By Bill Heusinkveld - correspondent
In the last few weeks, I have written about the Interurban Railroad to Mystic, installed in 1910 of which passenger service was discontinued in 1933 because of competition with the automobile. Later the railroad was dismantled in stages beginning in 1944 with another section in 1958 and abandonment in 1964.
Now, switching our attention to the electric interurban to Albia, the beginning was on January 1914 when the Centerville Light and Traction Co. purchased the Centerville, Albia and Moravia Railroad. The existing steam powered railroad was converted to electric operation that same year for passenger service to begin.
In the process of electrification of the railroad, the source was the 34.5 Kv transmission line, already in place between Centerville and Albia. It was necessary to install electric converters at each of the Centerville, Moravia and Albia Substations to change the alternating current power to direct current power and transform the voltage down to 600 volts. Long brackets were installed under the main circuit on the transmission line poles to support a 600 volt d.c. power line centered above the railroad track to carry electric power to the rail cars. The power circuit was a heavy copper cable, maybe 1 1/2 inch. The cable had to be quite large to prevent the voltage drop from being excessive in the between the electric converters at the various substations.

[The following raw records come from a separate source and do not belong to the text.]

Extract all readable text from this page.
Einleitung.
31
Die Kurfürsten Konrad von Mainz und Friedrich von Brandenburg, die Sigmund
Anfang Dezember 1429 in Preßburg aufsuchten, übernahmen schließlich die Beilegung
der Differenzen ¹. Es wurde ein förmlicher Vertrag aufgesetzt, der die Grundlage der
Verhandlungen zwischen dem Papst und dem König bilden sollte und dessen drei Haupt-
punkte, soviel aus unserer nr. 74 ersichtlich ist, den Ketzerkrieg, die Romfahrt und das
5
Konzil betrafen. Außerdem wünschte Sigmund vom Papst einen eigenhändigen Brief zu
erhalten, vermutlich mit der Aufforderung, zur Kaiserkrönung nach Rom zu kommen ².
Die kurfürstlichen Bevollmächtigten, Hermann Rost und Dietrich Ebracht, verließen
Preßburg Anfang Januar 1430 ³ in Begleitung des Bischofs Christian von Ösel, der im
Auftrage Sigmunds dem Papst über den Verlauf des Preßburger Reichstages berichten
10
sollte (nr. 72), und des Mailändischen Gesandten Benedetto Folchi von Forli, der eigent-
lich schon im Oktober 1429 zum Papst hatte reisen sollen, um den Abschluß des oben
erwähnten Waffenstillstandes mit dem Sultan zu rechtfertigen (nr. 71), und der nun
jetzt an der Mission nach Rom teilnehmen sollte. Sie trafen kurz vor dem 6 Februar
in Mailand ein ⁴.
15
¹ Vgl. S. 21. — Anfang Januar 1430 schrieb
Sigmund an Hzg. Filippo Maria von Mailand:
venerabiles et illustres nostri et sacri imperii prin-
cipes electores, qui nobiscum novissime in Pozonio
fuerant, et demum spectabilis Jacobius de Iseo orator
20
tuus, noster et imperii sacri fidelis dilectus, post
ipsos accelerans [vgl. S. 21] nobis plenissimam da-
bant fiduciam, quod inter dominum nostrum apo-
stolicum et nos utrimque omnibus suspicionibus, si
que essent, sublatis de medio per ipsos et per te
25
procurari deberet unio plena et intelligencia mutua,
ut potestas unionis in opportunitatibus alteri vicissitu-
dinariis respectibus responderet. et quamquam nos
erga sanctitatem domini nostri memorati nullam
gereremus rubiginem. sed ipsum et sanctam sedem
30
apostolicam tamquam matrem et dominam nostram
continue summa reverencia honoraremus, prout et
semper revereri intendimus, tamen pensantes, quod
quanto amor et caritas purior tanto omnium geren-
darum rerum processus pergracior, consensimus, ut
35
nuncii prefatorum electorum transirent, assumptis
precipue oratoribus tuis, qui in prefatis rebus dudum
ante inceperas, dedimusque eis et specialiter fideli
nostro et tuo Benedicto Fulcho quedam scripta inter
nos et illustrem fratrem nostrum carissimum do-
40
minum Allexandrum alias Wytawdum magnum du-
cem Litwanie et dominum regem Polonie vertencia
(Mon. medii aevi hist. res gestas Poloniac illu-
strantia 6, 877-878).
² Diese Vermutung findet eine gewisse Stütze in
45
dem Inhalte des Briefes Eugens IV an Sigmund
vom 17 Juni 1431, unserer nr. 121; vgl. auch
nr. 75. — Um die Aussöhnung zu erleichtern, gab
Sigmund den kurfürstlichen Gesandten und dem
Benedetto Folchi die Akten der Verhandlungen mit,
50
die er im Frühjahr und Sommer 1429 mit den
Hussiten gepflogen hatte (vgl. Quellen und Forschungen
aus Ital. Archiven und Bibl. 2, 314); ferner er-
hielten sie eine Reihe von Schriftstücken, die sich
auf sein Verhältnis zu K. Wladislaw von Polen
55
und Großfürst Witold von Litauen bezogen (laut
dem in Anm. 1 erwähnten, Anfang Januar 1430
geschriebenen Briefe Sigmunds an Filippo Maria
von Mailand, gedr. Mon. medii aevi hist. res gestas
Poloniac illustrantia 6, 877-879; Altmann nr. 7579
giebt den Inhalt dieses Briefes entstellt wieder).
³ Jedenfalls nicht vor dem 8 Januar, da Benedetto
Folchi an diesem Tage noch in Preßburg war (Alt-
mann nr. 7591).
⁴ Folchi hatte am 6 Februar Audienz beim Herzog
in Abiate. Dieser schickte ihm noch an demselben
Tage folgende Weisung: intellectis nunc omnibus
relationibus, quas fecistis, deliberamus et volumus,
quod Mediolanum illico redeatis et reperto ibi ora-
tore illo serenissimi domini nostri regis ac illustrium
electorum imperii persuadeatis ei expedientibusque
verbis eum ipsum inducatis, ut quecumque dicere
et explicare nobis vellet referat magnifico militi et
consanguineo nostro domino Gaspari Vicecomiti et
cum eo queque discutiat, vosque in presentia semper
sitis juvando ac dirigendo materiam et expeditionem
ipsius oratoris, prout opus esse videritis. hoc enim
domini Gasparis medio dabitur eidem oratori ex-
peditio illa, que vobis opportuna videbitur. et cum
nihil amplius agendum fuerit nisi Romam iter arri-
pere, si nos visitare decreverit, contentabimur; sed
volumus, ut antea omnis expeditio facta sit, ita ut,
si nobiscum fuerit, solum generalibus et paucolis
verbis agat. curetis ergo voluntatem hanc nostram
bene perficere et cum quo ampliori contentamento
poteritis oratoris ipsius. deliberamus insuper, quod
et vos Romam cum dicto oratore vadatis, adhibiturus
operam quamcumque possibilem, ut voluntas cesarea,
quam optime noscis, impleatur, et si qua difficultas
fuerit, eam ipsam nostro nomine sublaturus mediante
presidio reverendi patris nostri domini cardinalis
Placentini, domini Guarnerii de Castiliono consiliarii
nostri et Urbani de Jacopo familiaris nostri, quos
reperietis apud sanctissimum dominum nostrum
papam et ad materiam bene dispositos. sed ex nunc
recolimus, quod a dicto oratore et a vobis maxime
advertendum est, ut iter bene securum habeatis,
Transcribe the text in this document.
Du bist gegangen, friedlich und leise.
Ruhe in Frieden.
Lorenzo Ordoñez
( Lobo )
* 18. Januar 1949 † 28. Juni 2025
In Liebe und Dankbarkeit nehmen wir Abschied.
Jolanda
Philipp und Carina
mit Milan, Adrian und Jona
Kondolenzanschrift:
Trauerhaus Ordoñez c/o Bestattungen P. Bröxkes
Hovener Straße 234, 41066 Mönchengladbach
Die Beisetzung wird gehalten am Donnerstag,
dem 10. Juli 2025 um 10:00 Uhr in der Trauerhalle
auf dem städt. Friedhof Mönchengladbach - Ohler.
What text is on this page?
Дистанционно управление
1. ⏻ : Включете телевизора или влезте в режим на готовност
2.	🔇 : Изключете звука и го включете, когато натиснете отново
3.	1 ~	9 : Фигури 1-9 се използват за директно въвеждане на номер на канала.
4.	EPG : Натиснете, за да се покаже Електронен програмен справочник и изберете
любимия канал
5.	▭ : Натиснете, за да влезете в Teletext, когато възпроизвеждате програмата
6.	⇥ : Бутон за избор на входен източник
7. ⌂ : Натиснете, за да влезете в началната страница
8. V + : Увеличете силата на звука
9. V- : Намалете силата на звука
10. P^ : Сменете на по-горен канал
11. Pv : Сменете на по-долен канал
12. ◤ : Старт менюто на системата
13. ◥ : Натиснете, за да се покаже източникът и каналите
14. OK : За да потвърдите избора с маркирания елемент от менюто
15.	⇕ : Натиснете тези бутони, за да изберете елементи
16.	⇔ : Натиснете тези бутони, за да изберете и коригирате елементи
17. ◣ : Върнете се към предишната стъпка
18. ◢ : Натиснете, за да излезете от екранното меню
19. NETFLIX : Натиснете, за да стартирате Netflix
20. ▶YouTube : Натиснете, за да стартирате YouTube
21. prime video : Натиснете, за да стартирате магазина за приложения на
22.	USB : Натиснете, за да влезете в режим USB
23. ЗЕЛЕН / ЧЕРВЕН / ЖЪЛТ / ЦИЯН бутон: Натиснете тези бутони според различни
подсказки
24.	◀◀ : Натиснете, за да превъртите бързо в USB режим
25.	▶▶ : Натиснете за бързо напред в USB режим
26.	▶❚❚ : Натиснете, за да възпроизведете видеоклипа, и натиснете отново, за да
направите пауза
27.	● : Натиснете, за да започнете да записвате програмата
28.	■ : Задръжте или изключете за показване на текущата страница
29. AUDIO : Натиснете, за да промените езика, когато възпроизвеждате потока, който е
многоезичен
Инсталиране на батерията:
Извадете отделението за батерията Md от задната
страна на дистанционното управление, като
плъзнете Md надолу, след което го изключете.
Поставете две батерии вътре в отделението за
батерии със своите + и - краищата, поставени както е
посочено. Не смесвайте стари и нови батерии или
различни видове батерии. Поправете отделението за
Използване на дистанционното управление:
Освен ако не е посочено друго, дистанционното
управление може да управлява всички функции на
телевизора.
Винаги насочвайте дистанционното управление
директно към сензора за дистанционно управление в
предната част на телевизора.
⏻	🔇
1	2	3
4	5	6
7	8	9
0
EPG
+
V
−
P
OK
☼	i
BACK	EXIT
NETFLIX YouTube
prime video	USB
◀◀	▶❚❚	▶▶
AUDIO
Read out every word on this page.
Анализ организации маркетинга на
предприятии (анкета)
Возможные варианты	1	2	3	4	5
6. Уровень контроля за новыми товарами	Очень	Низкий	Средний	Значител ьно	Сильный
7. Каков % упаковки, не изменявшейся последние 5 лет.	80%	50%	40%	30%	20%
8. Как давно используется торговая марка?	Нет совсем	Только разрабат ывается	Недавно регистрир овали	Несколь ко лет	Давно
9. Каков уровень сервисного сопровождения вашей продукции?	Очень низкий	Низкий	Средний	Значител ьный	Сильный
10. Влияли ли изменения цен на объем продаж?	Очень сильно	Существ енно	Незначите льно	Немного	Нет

The d.c. motors on the trolley cars were energized from the 600 volt differential between the trolley wire suspended above the track and the grounded track rails. The current would pass from the trolley wire through an under-running wheel or shoe, carried at the end of a swiveling metal pole mounted on the car roof, to drive the propulsion motors on each car and would finally pass through the axles and wheels to the track rails, which form the return circuit. There were two long trolley arms on each car, one going forward and one going backward. If the car changed direction, the alternate trolley arm would be hooked up.
In August 1914 two passenger cars powered by 40 horsepower motors began providing electric passenger service. They made seven trips between Centerville and Albia each day with a running time of one hour and 25 minutes.
Freight service was launched in May 1915. Pictured here is ISU No. 400, one of the 50 ton locomotives purchased in 1923 for use with the coal hauling.
In 1916 the Centerville Light and Traction changed its name to Iowa Southern Utilities Company and, by 1926, acquired electric utility systems all over southern Iowa including Newton, Ottumwa and Burlington.
After the railroad to Albia was electirified as part of the Interurban system in 1914, there were a couple of large coal mines developed south of Forbush, to utilize the rail line and Centerville Powerplant market. They were the Empire Mine (1930-41) and the Sunshine Mine No. 4 (1944-62)
The Empire Coal Mine was located just south of the entrance to the Golf and Country Club and has been a landmark for years. Since this was one of the later mines, it had one of the last available shale dumps still standing in later years. The dump was purchased by the county in 1967 for shale to surface secondary roads.
At the time, Dick Hamm said there was only one other shale dump left, that being the Sunshine No. 4 dump. He also said that during the height of the coal mining operation in Appanoose County, there were 128 mines open and doing business. This was eventually reduced to only one active mine, the new Gladstone. Now there are none.
Sunshine Mine No. 4 was the last of the big Sunshine mines. It was built in 1944 and was owned by Sam Carpenter and Dick Hamm. It was located in the east central part of Section 23 and required a rail spur about a half mile long from the McConville North Mine to service it. It had a 140 foot shaft and mined 100 acres before it finally closed in 1967.
Rudee Blozovich took me in his pickup to drive a quarter mile east from 205th St. on a very rough trail in the woods and fields to find this mine. I thought he would jostle our teeth out. There are shale dumps everywhere in the midst of a wilderness of trees that have grown up since it closed. Much of the shale has been removed. I took a picture of the remains of a 20 foot high shale pile near the mine tipple.